Prediction of Susceptible Genes Associated With Diabetes Risk

Apr 19, 2016

Srinath Sridharan

Scientist I

Institute for Infocomm Research

The Institute for Infocomm Research (I²R) is a member of the Agency for Science, Technology and Research (A*STAR) family and is Singapore’s largest ICT research institute. Established in 2002, our vision is to power a vibrant and strong infocomm ecosystem in Singapore. We seek to foster world-class infocomm and media research and develop a deep talent pool of infocomm professionals to power a vibrant knowledge-based Singapore.

Give me a drop of blood and I can tell you your genetic risk of developing diabetes within the next five to ten years! No, this is not a science-fiction project. It is a scientific project that could potentially revolutionize the field of diagnostic medicine by leveraging the strengths of two techniques — Genome Wide Association Studies (GWAS) and Machine Learning — from two very different disciplines. This work is still at the research level and it will be at least a few years before it can be implemented in clinics.

After the Human Genome Project finished in 2002, GWAS gained significant momentum and became much more affordable. Although genetics is difficult for a layman to understand, it can be thought of as analogous to the English language. The English alphabet has 26 letters, whereas genes have only four letters or ‘bases’ — A(adenine), T(thymine), G(guanine) & C(cytosine). Our genome is entirely made up of these four letters, albeit in different lengths and combinations. To extend the analogy, similar to the Autocorrect (in MS Word) detecting spelling mistakes in your text, GWAS tries to pick up on spelling mistakes in our genome, called Single Nucleotide Polymorphisms (SNPs). GWAS analyzes the effects, both good and bad, that these SNPs have on a person. While some SNPs might be benign and result in curly hair or sharper nose, others might have a detrimental effect and cause cancer or other diseases. To put the scale of data to be analyzed in perspective — a typical genome has anywhere between 600,000 to 1 million SNPs! Adding to the complexity, most of the phenotypic changes are caused not just by a single SNP but interaction of many SNPs.

While traditional statistical methods aren’t adept at handling interaction effects among the variables involved, machine learning techniques can process these interactions with ease. By employing machine learning techniques, the SNP(s) that are associated with a susceptibility to diabetes are identified and the genetic risk of an individual developing diabetes can be predicted. Note however, that this estimate is based solely on genetic information and does not take lifestyle factors into account.

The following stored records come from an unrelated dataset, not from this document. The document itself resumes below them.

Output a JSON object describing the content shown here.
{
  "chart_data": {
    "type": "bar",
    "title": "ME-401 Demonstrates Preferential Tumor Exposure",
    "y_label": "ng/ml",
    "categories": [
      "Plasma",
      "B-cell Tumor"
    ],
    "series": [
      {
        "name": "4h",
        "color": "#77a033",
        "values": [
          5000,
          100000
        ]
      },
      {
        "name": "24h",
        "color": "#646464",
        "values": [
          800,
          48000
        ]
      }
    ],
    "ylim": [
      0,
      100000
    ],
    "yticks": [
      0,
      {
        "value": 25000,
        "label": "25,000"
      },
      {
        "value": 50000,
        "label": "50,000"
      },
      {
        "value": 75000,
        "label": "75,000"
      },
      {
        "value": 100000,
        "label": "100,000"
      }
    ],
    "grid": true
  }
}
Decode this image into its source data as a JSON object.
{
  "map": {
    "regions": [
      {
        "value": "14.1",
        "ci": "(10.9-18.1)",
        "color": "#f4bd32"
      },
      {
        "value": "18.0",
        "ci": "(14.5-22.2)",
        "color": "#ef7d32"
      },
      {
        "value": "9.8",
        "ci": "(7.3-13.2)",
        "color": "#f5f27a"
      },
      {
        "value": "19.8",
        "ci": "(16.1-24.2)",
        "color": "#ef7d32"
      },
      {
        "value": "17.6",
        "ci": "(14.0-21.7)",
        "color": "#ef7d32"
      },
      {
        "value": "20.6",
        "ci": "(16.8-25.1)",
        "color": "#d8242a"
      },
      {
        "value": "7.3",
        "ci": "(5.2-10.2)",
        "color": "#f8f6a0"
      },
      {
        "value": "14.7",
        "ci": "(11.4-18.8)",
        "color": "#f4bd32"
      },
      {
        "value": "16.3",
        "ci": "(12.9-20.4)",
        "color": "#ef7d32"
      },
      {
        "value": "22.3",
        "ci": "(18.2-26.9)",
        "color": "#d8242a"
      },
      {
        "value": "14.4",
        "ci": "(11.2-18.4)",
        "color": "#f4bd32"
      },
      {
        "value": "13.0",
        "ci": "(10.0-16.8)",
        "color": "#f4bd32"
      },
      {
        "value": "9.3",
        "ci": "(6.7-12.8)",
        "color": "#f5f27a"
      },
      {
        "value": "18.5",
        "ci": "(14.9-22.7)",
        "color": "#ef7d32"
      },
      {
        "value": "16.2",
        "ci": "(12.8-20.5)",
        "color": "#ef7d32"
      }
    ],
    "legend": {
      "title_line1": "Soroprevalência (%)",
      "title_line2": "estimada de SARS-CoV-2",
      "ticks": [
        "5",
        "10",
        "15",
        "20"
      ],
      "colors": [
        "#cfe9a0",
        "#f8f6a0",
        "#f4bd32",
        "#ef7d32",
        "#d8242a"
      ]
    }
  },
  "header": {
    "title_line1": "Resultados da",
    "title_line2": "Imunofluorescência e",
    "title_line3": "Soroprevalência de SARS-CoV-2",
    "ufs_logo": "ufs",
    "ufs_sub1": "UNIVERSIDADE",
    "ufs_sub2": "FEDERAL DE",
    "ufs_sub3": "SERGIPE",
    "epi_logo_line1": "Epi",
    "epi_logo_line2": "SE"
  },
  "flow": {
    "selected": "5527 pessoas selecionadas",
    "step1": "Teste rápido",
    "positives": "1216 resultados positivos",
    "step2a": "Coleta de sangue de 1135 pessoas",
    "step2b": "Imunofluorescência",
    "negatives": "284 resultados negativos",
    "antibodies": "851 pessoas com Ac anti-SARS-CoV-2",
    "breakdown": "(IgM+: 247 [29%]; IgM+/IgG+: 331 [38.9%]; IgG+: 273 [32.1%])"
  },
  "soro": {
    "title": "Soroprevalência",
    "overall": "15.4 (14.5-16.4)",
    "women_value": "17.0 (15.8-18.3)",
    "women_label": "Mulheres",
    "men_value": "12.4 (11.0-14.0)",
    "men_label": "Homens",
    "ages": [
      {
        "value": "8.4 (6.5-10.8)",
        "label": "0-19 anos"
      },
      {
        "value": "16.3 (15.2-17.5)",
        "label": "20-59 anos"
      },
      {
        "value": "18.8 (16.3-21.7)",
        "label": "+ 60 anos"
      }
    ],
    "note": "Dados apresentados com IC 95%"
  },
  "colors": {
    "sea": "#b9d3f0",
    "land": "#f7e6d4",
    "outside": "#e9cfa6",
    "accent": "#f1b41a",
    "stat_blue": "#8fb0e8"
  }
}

Genes do play a role in diabetes, but lifestyle choices are also important. The following two scenarios show that genes aren’t the only contributing factor in developing diabetes:

  1. A person can have a genetic mutation that may make them susceptible to diabetes, but by following a healthy lifestyle (exercise/diet) they may not develop diabetes. 
  2. While identical twins have the same genome, according to the American Diabetes Association, when one twin develops type 1 or type 2 diabetes, the other twin has at most a 50 or 75 per cent chance of developing type 1 or type 2 diabetes, respectively.

This clearly suggests that although a person's susceptibility to the disease is determined by genetics, it is something in their environment that actually triggers it.  

This work is being validated on a real patient dataset obtained from the School of Public Health, the National University of Singapore (NUS).

There are plenty of follow-up tasks we can perform to cater to different applications. Firstly, now that the pipeline for this diabetes GWAS study is built it can easily be extended to predict other diseases like stroke, cancer(s), etc. which could save many lives. Secondly, from a therapeutics perspective, drugs can be designed to specifically target the genes responsible for malign SNPs.

So, let’s look forward to a future where we can predict the genetic risk of a disease five to ten years in advance, provide target medication and enhance the lifespan of mankind.

Dr Srinath is a Scientist in the Data Analytics department at the Institute for Infocomm Research. He was awarded the NUS Research Scholarship where he conducted research on Systems Biology. His interests are to use machine learning concepts to extract useful insights from data (consumer data, genomic data, medical vital signs, etc.) and use those insights to make better business decisions and devise intervention measures in the health care sector.